Praça abordou também a atual extinção do Ministério da Cultura, a revisão da Petrobrás quanto ao seu planejamento e apoio as artes, deixando explícito a sua desesperança quanto a repetição de uma grande diversidade de filmes brasileiros nos próximos anos do Festival. Ressaltando que em 2019, 12 filmes nacionais compuseram a programação.

Marco Nanini em “Greta”

Breve história del planeta verde, de Santiago Loza, uma coprodução com a Argentina também fez parte da mostra. O filme acompanha um grupo de amigos que tentam levar uma alienígena para casa como último pedido de um ente querido que se foi.

Outro filme exibido na Mostra Panorama foi Divino Amor de Gabriel Mascaro (Boi Neon). Num Brasil futurístico, uma mulher (Dira Paes) em sua jornada de tentar reconciliar casais que estão prestes a se separar. Fiel frequentadora da igreja Divino Amor, a mesma prega por ambos fundamentos, fé no divino e fé no amor.

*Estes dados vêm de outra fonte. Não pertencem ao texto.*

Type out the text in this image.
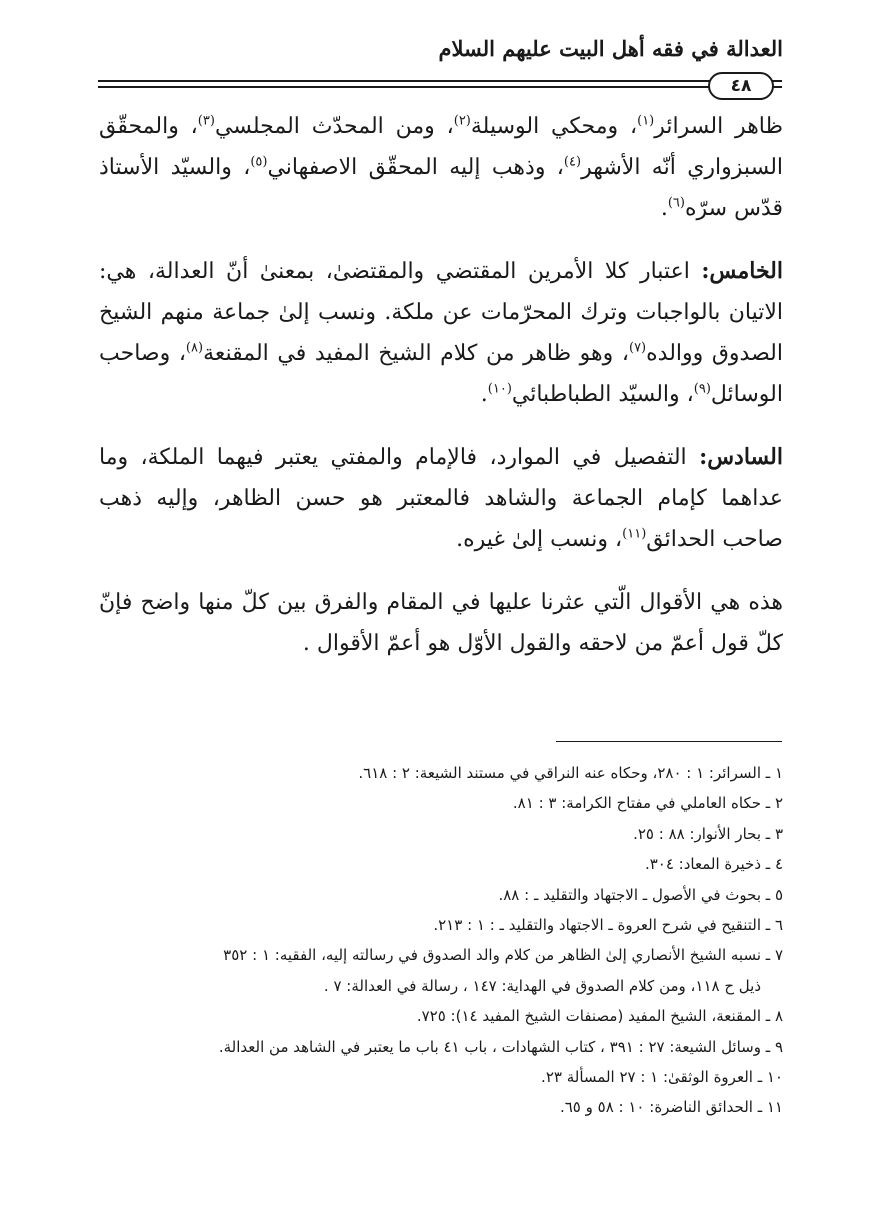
العدالة في فقه أهل البيت عليهم السلام
٤٨

ظاهر السرائر$^{(١)}$، ومحكي الوسيلة$^{(٢)}$، ومن المحدّث المجلسي$^{(٣)}$، والمحقّق السبزواري أنّه الأشهر$^{(٤)}$، وذهب إليه المحقّق الاصفهاني$^{(٥)}$، والسيّد الأستاذ قدّس سرّه$^{(٦)}$.

الخامس: اعتبار كلا الأمرين المقتضي والمقتضىٰ، بمعنىٰ أنّ العدالة، هي: الاتيان بالواجبات وترك المحرّمات عن ملكة. ونسب إلىٰ جماعة منهم الشيخ الصدوق ووالده$^{(٧)}$، وهو ظاهر من كلام الشيخ المفيد في المقنعة$^{(٨)}$، وصاحب الوسائل$^{(٩)}$، والسيّد الطباطبائي$^{(١٠)}$.

السادس: التفصيل في الموارد، فالإمام والمفتي يعتبر فيهما الملكة، وما عداهما كإمام الجماعة والشاهد فالمعتبر هو حسن الظاهر، وإليه ذهب صاحب الحدائق$^{(١١)}$، ونسب إلىٰ غيره.

هذه هي الأقوال الّتي عثرنا عليها في المقام والفرق بين كلّ منها واضح فإنّ كلّ قول أعمّ من لاحقه والقول الأوّل هو أعمّ الأقوال .

١ ـ السرائر: ١ : ٢٨٠، وحكاه عنه النراقي في مستند الشيعة: ٢ : ٦١٨.
٢ ـ حكاه العاملي في مفتاح الكرامة: ٣ : ٨١.
٣ ـ بحار الأنوار: ٨٨ : ٢٥.
٤ ـ ذخيرة المعاد: ٣٠٤.
٥ ـ بحوث في الأصول ـ الاجتهاد والتقليد ـ : ٨٨.
٦ ـ التنقيح في شرح العروة ـ الاجتهاد والتقليد ـ : ١ : ٢١٣.
٧ ـ نسبه الشيخ الأنصاري إلىٰ الظاهر من كلام والد الصدوق في رسالته إليه، الفقيه: ١ : ٣٥٢
ذيل ح ١١٨، ومن كلام الصدوق في الهداية: ١٤٧ ، رسالة في العدالة: ٧ .
٨ ـ المقنعة، الشيخ المفيد (مصنفات الشيخ المفيد ١٤): ٧٢٥.
٩ ـ وسائل الشيعة: ٢٧ : ٣٩١ ، كتاب الشهادات ، باب ٤١ باب ما يعتبر في الشاهد من العدالة.
١٠ ـ العروة الوثقىٰ: ١ : ٢٧ المسألة ٢٣.
١١ ـ الحدائق الناضرة: ١٠ : ٥٨ و ٦٥.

O filme teve sua estreia no Festival de Sundance em janeiro deste ano, onde foi muito bem recebido pelos críticos. Em Berlim, o mesmo se repetiu, no final da primeira sessão houveram muitos aplausos e apenas uma vaia.

Divino Amor também foi destaque em Sundance

O documentário Estou me guardando para quando o carnaval chegar, de Marcelo Gomes (Joaquim) foi exibido na Mostra Panorama Documente. O filme acompanha a época favorita dos trabalhadores da indústria têxtil da cidade pernambucana Toritama. Sendo o carnaval querido por eles pois, é quando os costureiros da capital do jeans conseguem uma folga. Além dele, foi exibido na mostra o filme La Arrancada, de Aldemar Matias, coprodução com França e Cuba, na qual acompanha uma jovem tendo que tomar suas próprias decisões.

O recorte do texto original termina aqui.